Melissa (melissasd) | 948 comments The Bane Chronicles by Cassandra Clare
The Bane Chronicles by Cassandra Clare
5 ★

Oh, how I have missed this series. Magnus Bane is one of my favorite characters from The Mortal Instruments and The Infernal Devices and these stories did not disappoint. He is just as charismatic as ever and his humor is refreshing. The stories expanded on moments from the other series and explained some moments that were only mentioned. Most of the stories seemed to go in chronological order, but I felt that 1 was misplaced. There are a couple of stories with Alec and one was told before the first battle with Valentine and the members of his Circle. The last story is told in voicemails to Magnus following the incident in City of Lost Souls. I wish I had read this sooner so that I could remember exactly what happened.
I have moved right on to Tales from the Shadowhunter Academy and then will start The Dark Artifices series. No more breaks from Cassandra Clare books for me.


message 50: by Melissa (new)

Melissa (melissasd) | 948 comments What the Night Knows (What the Night Knows, #1) by Dean Koontz
What the Night Knows by Dean Koontz
5 ★

Twenty years ago John Calvino’s family was brutally murdered by Alton Turner Blackwood. John ended his murder spree and his life. Now John believes that Blackwood is back to finish the job.

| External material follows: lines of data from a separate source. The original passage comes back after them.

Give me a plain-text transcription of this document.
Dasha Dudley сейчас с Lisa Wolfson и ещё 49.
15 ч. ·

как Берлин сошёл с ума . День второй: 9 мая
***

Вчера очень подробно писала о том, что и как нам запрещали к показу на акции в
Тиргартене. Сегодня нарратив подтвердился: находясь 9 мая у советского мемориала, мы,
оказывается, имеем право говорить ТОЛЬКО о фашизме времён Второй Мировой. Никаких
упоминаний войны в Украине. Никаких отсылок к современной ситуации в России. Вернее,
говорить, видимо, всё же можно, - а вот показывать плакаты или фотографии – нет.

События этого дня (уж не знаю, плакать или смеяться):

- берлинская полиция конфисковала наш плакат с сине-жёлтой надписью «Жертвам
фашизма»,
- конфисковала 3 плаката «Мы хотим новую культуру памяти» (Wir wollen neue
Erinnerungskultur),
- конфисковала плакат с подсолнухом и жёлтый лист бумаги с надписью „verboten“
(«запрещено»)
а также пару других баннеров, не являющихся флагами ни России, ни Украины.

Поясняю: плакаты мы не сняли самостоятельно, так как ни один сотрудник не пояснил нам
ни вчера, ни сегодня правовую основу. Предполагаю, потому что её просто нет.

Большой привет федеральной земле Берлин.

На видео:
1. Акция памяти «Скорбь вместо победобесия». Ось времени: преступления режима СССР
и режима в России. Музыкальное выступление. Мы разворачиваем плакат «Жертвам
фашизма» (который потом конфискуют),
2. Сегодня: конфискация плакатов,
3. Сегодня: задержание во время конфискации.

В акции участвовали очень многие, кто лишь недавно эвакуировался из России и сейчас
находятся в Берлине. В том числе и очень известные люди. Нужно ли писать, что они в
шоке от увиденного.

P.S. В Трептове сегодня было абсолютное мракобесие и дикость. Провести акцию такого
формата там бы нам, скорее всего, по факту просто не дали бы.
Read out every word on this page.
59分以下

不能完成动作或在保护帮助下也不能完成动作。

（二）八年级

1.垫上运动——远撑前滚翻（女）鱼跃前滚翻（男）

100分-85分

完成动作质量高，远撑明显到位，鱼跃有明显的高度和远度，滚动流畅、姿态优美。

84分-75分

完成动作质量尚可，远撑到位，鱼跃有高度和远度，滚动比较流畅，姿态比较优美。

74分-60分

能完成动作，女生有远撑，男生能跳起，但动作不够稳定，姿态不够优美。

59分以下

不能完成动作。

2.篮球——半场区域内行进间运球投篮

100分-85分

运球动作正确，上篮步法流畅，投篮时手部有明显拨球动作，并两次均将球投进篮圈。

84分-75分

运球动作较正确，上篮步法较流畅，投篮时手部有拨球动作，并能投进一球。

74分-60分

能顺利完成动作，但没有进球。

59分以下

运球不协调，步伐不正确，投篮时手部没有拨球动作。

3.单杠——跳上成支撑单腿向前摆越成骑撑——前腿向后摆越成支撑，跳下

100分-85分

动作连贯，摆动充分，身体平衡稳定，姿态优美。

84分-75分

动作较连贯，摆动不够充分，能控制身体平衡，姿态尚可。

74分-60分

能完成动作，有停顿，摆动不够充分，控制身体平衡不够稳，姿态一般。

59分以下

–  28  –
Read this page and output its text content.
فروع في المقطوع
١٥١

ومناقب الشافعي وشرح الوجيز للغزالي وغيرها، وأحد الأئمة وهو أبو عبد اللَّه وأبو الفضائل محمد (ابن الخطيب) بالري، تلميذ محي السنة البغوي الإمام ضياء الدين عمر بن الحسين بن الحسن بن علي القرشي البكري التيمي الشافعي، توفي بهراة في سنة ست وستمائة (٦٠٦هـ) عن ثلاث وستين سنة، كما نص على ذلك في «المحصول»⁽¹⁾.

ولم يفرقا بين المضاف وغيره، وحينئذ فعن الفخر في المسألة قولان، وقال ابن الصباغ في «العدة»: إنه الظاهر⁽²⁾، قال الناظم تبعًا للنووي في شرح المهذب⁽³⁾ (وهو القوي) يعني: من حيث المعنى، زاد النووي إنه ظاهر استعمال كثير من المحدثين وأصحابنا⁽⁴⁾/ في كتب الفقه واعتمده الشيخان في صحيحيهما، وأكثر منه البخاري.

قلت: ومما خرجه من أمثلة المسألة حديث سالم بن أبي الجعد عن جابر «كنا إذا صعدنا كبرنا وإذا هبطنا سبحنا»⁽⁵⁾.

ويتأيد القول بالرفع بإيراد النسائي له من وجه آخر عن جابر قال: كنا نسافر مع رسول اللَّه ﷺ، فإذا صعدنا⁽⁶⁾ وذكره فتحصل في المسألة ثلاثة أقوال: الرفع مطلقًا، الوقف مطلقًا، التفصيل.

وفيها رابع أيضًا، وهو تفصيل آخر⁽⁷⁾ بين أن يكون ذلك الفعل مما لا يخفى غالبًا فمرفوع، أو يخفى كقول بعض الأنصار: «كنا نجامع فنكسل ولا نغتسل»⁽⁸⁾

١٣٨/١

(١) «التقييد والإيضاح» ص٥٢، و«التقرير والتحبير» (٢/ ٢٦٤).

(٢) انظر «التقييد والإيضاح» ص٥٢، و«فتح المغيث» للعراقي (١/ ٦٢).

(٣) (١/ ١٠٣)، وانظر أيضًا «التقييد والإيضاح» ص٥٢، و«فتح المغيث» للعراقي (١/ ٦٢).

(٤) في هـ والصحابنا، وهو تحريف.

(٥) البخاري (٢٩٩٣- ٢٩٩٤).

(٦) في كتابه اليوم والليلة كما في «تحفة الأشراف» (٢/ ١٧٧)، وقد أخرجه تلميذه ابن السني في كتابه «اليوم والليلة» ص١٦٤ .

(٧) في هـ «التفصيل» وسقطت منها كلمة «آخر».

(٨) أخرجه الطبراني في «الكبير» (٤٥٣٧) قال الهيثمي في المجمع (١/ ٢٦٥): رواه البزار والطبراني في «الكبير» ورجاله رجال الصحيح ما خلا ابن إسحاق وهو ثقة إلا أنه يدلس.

It takes a lot for a book to spook me and this story had the right amount. Shadows, movement in the dark, mirrors… yep, glad I didn’t read it at night.
Alton Turner Blackwood is a sociopath and a truly scary man. The story alternates between John Calvino’s life now and Blackwood’s journal. The journal is a nice addition that gives the reader a look into Blackwood’s life and development. It’s a shocking and disturbing story.
John Calvino is a detective and the concept of the story goes completely against the mindset of a detective. There are no tangible clues, no absolute evidence, but John knows in his heart that Blackwood is back. The way the presence appears in the house and the way it moves around, place to place and person to person, is chilling. It will make you think twice the next time you shake hands with someone or feel something “just not right”.
Some of the descriptions of the murders are graphic and may not sit well with some. Blackwood is extremely sadistic and does not make death quick for the women. The ending of the story is exciting and very intense. Although Blackwood‘s story is over, Dean Koontz has created a character that will stay with the reader.